Los Alamos Nat. Lab., NM;
This paper appears in: Information Theory, IEEE Transactions on
Publication Date: Sep 1998
Volume: 44,
Issue: 5
On page(s): 2010-2017
ISSN: 0018-9448
References Cited: 21
CODEN: IETTAW
INSPEC Accession Number: 6013610
Digital Object Identifier: 10.1109/18.705584
Current Version Published: 2002-08-06
Abstract
Minimal vectors in linear codes arise in numerous applications,
particularly, in constructing decoding algorithms and studying linear
secret sharing schemes. However, properties and structure of minimal
vectors have been largely unknown. We prove basic properties of minimal
vectors in general linear codes. Then we characterize minimal vectors of
a given weight and compute their number in several classes of codes,
including the Hamming codes and second-order Reed-Muller codes. Further,
we extend the concept of minimal vectors to codes over rings and compute
them for several examples.
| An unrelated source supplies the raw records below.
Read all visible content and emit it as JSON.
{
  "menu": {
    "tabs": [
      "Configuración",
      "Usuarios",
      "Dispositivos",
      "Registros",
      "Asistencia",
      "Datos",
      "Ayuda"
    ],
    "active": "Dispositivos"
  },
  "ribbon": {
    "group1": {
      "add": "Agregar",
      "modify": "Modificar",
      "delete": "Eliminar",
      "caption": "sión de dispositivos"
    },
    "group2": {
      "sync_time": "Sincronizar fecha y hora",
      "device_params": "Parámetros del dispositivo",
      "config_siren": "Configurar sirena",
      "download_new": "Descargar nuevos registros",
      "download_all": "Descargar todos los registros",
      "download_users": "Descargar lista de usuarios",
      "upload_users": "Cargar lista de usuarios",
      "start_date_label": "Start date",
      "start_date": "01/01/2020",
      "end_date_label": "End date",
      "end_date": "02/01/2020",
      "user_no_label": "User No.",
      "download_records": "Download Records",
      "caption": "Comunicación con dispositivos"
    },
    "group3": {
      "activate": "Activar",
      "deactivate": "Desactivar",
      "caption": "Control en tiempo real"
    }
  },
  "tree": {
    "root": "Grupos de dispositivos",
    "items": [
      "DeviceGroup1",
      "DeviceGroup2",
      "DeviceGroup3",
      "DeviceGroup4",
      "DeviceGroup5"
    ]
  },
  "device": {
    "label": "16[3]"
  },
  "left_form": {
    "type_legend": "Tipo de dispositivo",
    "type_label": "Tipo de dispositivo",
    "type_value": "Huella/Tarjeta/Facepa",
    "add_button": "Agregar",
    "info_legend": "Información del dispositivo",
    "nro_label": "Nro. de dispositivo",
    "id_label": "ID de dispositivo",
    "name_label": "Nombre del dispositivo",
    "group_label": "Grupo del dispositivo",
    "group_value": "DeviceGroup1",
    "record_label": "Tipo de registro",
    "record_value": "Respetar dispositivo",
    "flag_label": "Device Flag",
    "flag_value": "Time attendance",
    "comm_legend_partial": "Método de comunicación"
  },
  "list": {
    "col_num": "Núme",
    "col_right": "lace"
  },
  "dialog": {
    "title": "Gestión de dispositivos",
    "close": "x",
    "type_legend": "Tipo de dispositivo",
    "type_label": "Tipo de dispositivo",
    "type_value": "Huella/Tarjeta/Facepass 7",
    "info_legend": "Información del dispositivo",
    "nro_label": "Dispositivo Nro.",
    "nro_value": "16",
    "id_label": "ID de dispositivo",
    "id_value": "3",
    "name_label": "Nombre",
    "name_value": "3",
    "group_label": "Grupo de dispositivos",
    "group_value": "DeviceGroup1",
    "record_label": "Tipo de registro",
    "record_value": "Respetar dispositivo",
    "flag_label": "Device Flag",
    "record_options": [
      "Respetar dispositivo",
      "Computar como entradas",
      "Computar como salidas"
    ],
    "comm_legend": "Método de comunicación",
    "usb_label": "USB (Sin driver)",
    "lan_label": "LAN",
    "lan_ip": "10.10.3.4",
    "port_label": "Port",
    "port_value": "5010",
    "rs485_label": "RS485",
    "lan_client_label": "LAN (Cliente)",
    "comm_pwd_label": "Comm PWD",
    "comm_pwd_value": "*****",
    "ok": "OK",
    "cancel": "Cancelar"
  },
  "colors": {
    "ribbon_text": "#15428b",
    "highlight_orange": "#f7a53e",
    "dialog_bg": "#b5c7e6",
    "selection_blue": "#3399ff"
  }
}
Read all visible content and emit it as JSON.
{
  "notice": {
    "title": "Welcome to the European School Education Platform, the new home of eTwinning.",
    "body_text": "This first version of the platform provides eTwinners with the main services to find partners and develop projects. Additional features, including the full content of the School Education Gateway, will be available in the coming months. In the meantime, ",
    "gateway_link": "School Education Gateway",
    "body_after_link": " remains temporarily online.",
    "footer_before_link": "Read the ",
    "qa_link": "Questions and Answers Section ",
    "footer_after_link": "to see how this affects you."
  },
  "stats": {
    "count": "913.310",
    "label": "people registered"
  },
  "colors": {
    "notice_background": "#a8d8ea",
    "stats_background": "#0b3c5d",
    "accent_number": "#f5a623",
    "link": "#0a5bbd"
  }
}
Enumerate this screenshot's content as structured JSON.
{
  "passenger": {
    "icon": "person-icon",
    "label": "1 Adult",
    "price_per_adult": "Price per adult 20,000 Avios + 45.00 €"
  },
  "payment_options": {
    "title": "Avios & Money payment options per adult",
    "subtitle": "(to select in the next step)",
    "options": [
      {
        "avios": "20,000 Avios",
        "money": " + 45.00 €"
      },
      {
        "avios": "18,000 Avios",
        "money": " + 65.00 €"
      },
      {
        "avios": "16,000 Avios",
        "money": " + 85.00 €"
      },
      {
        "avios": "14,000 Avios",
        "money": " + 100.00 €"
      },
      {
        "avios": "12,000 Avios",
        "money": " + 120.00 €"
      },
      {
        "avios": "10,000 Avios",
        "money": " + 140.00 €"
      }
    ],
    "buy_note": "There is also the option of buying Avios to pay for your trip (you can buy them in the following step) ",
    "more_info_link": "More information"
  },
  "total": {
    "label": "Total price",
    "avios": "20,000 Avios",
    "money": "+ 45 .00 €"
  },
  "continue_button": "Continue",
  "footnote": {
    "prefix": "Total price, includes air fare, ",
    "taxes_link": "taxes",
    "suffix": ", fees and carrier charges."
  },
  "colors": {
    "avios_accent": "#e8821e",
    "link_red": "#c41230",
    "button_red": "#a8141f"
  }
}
Turning to applications, we introduce a
general gradient-like decoding algorithm of which minimal-vectors
decoding is an example. The complexity of minimal-vectors decoding for
long codes is determined by the size of the set of minimal vectors.
Therefore, we compute this size for long randomly chosen codes. Another
example of algorithms in this class is given by zero-neighbors decoding.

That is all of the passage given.